Methods and Applications of Analysis
Volume 26 (2019)
In Memory of Professor John N. Mather: Part 3 of 3
Guest Editors: Sen Hu, University of Science and Technology, China; Stanisław Janeczko, Polish Academy of Sciences, Poland; Stephen S.-T. Yau, Tsinghua University, China; and Huaiqing Zuo, Tsinghua University, China.
Equivariant control data and neighborhood deformation retractions
Pages: 13 – 36
In this article we study Whitney (B) regular stratified spaces with the action of a compact Lie group $G$ which preserves the strata. We prove an equivariant submersion theorem and use it to show that such a $G$-stratified space carries a system of $G$-equivariant control data. As an application, we show that if $A \subset X$ is a closed $G$-stratified subspace which is a union of strata of $X$, then the inclusion $i : A \hookrightarrow X$ is a $G$-equivariant cofibration.

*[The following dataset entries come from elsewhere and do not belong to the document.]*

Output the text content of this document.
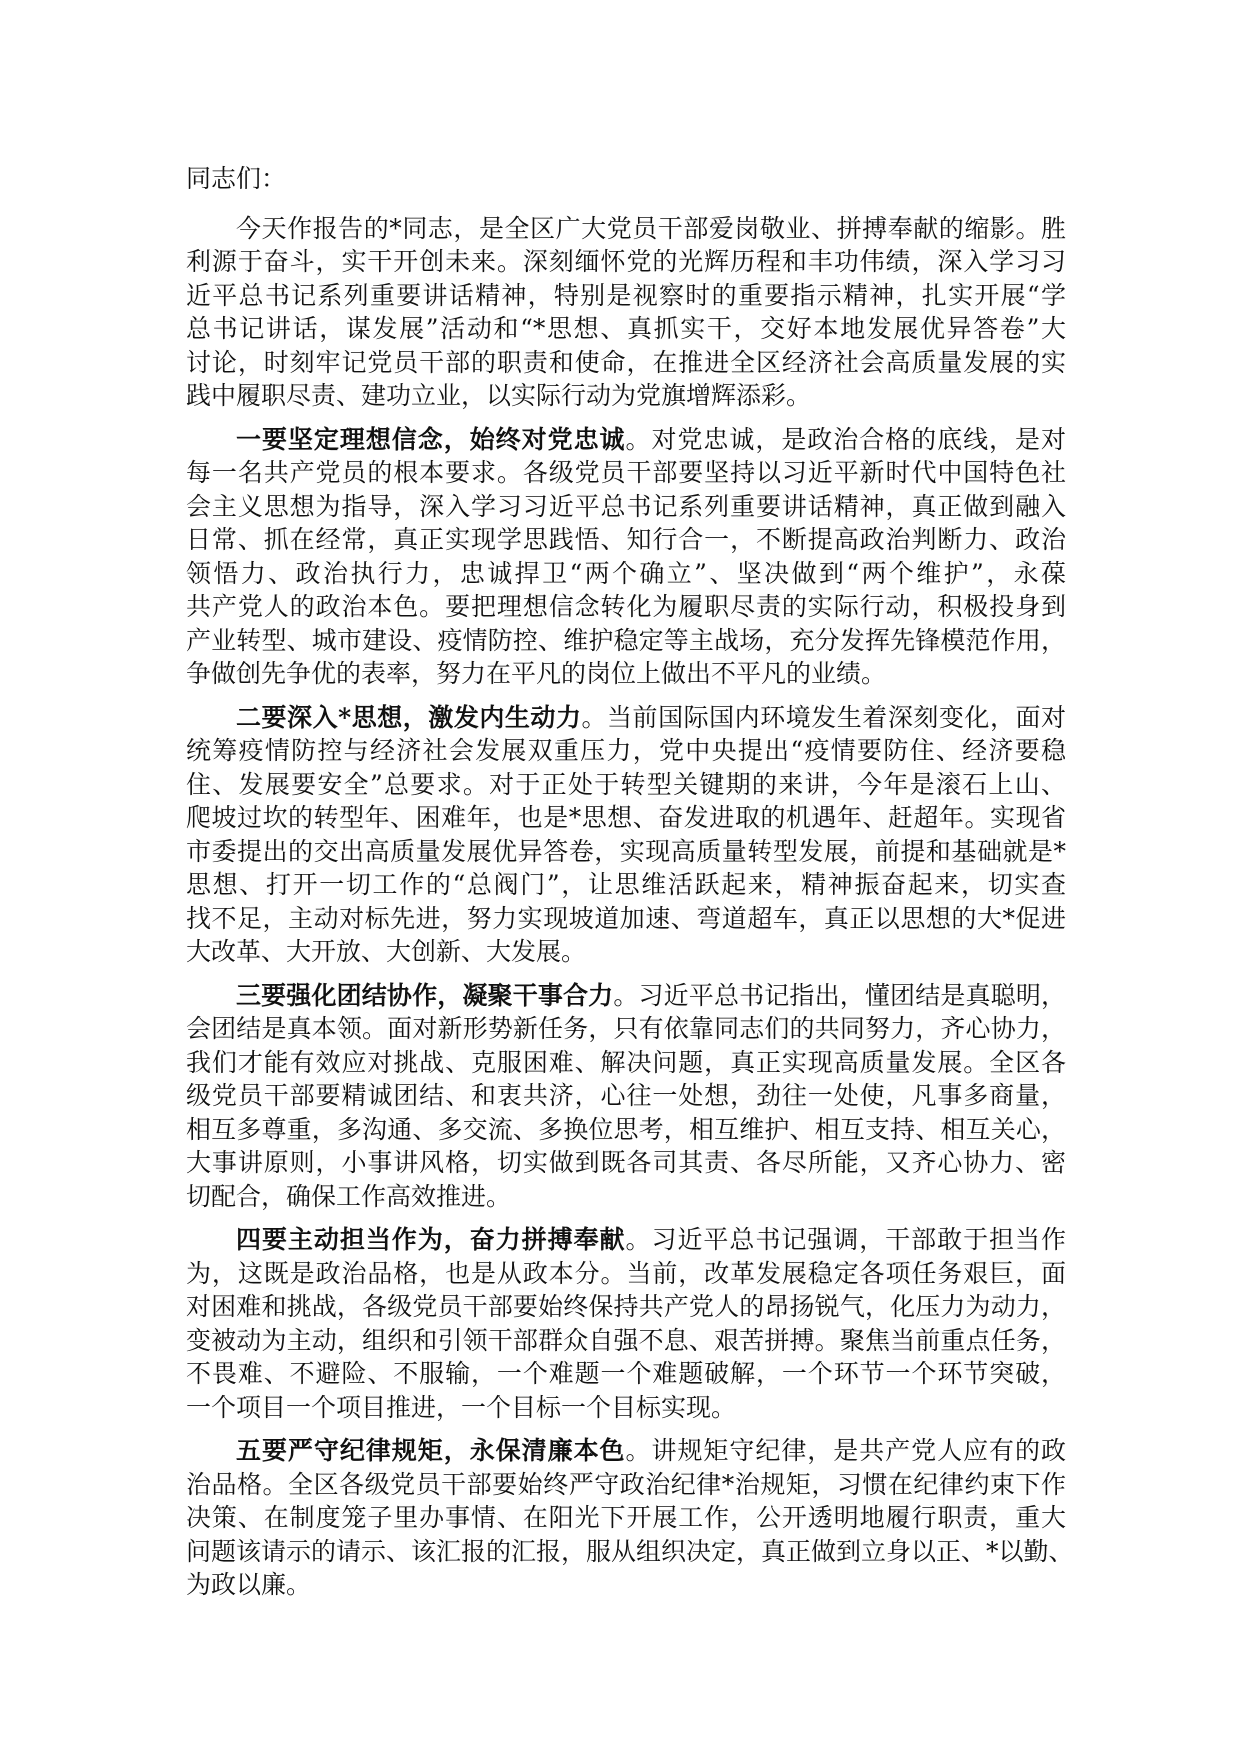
同志们：
今天作报告的*同志，是全区广大党员干部爱岗敬业、拼搏奉献的缩影。胜
利源于奋斗，实干开创未来。深刻缅怀党的光辉历程和丰功伟绩，深入学习习
近平总书记系列重要讲话精神，特别是视察时的重要指示精神，扎实开展“学
总书记讲话，谋发展”活动和“*思想、真抓实干，交好本地发展优异答卷”大
讨论，时刻牢记党员干部的职责和使命，在推进全区经济社会高质量发展的实
践中履职尽责、建功立业，以实际行动为党旗增辉添彩。
一要坚定理想信念，始终对党忠诚。对党忠诚，是政治合格的底线，是对
每一名共产党员的根本要求。各级党员干部要坚持以习近平新时代中国特色社
会主义思想为指导，深入学习习近平总书记系列重要讲话精神，真正做到融入
日常、抓在经常，真正实现学思践悟、知行合一，不断提高政治判断力、政治
领悟力、政治执行力，忠诚捍卫“两个确立”、坚决做到“两个维护”，永葆
共产党人的政治本色。要把理想信念转化为履职尽责的实际行动，积极投身到
产业转型、城市建设、疫情防控、维护稳定等主战场，充分发挥先锋模范作用，
争做创先争优的表率，努力在平凡的岗位上做出不平凡的业绩。
二要深入*思想，激发内生动力。当前国际国内环境发生着深刻变化，面对
统筹疫情防控与经济社会发展双重压力，党中央提出“疫情要防住、经济要稳
住、发展要安全”总要求。对于正处于转型关键期的来讲，今年是滚石上山、
爬坡过坎的转型年、困难年，也是*思想、奋发进取的机遇年、赶超年。实现省
市委提出的交出高质量发展优异答卷，实现高质量转型发展，前提和基础就是*
思想、打开一切工作的“总阀门”，让思维活跃起来，精神振奋起来，切实查
找不足，主动对标先进，努力实现坡道加速、弯道超车，真正以思想的大*促进
大改革、大开放、大创新、大发展。
三要强化团结协作，凝聚干事合力。习近平总书记指出，懂团结是真聪明，
会团结是真本领。面对新形势新任务，只有依靠同志们的共同努力，齐心协力，
我们才能有效应对挑战、克服困难、解决问题，真正实现高质量发展。全区各
级党员干部要精诚团结、和衷共济，心往一处想，劲往一处使，凡事多商量，
相互多尊重，多沟通、多交流、多换位思考，相互维护、相互支持、相互关心，
大事讲原则，小事讲风格，切实做到既各司其责、各尽所能，又齐心协力、密
切配合，确保工作高效推进。
四要主动担当作为，奋力拼搏奉献。习近平总书记强调，干部敢于担当作
为，这既是政治品格，也是从政本分。当前，改革发展稳定各项任务艰巨，面
对困难和挑战，各级党员干部要始终保持共产党人的昂扬锐气，化压力为动力，
变被动为主动，组织和引领干部群众自强不息、艰苦拼搏。聚焦当前重点任务，
不畏难、不避险、不服输，一个难题一个难题破解，一个环节一个环节突破，
一个项目一个项目推进，一个目标一个目标实现。
五要严守纪律规矩，永保清廉本色。讲规矩守纪律，是共产党人应有的政
治品格。全区各级党员干部要始终严守政治纪律*治规矩，习惯在纪律约束下作
决策、在制度笼子里办事情、在阳光下开展工作，公开透明地履行职责，重大
问题该请示的请示、该汇报的汇报，服从组织决定，真正做到立身以正、*以勤、
为政以廉。
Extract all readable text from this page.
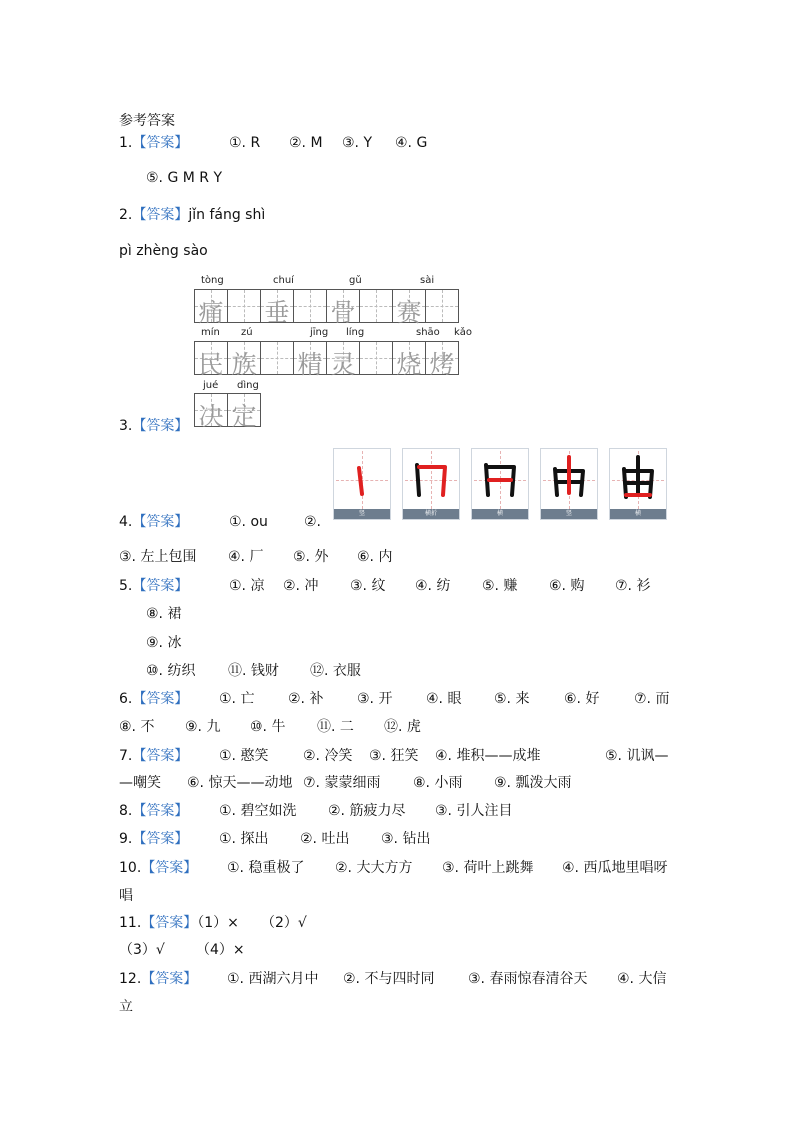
参考答案
1.【答案】	①. R ②. M ③. Y ④. G
⑤. G M R Y
2.【答案】jǐn fáng shì
pì zhèng sào
tòng	chuí	gǔ	sài
痛 垂 骨 赛
mín zú	jīng líng	shāo kǎo
民 族 精 灵 烧 烤
jué dìng
决 定
3.【答案】
竖	横折	横	竖	横
4.【答案】	①. ou	②.
③. 左上包围 ④. 厂 ⑤. 外 ⑥. 内
5.【答案】	①. 凉 ②. 冲 ③. 纹 ④. 纺 ⑤. 赚 ⑥. 购 ⑦. 衫
⑧. 裙
⑨. 冰
⑩. 纺织 ⑪. 钱财 ⑫. 衣服
6.【答案】 ①. 亡 ②. 补 ③. 开 ④. 眼 ⑤. 来 ⑥. 好 ⑦. 而
⑧. 不 ⑨. 九 ⑩. 牛 ⑪. 二 ⑫. 虎
7.【答案】 ①. 憨笑 ②. 冷笑 ③. 狂笑 ④. 堆积——成堆	⑤. 讥讽—
—嘲笑 ⑥. 惊天——动地 ⑦. 蒙蒙细雨 ⑧. 小雨 ⑨. 瓢泼大雨
8.【答案】 ①. 碧空如洗 ②. 筋疲力尽 ③. 引人注目
9.【答案】 ①. 探出 ②. 吐出 ③. 钻出
10.【答案】 ①. 稳重极了 ②. 大大方方 ③. 荷叶上跳舞 ④. 西瓜地里唱呀
唱
11.【答案】（1）× （2）√
（3）√ （4）×
12.【答案】 ①. 西湖六月中 ②. 不与四时同 ③. 春雨惊春清谷天 ④. 大信
立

In particular, this theorem applies whenever $X$ is a $G$-invariant analytic subspace of an analytic $G$-manifold $M$ and $A \hookrightarrow X$ is a closed $G$-invariant analytic subspace of $X$.
equivariant control data, equivariant Whitney stratification, equivariant tubular neighbourhood, equivariant cofibration
2010 Mathematics Subject Classification
32C25, 57N80, 57R99
Received 8 August 2018
Accepted 29 January 2019
Published 14 November 2019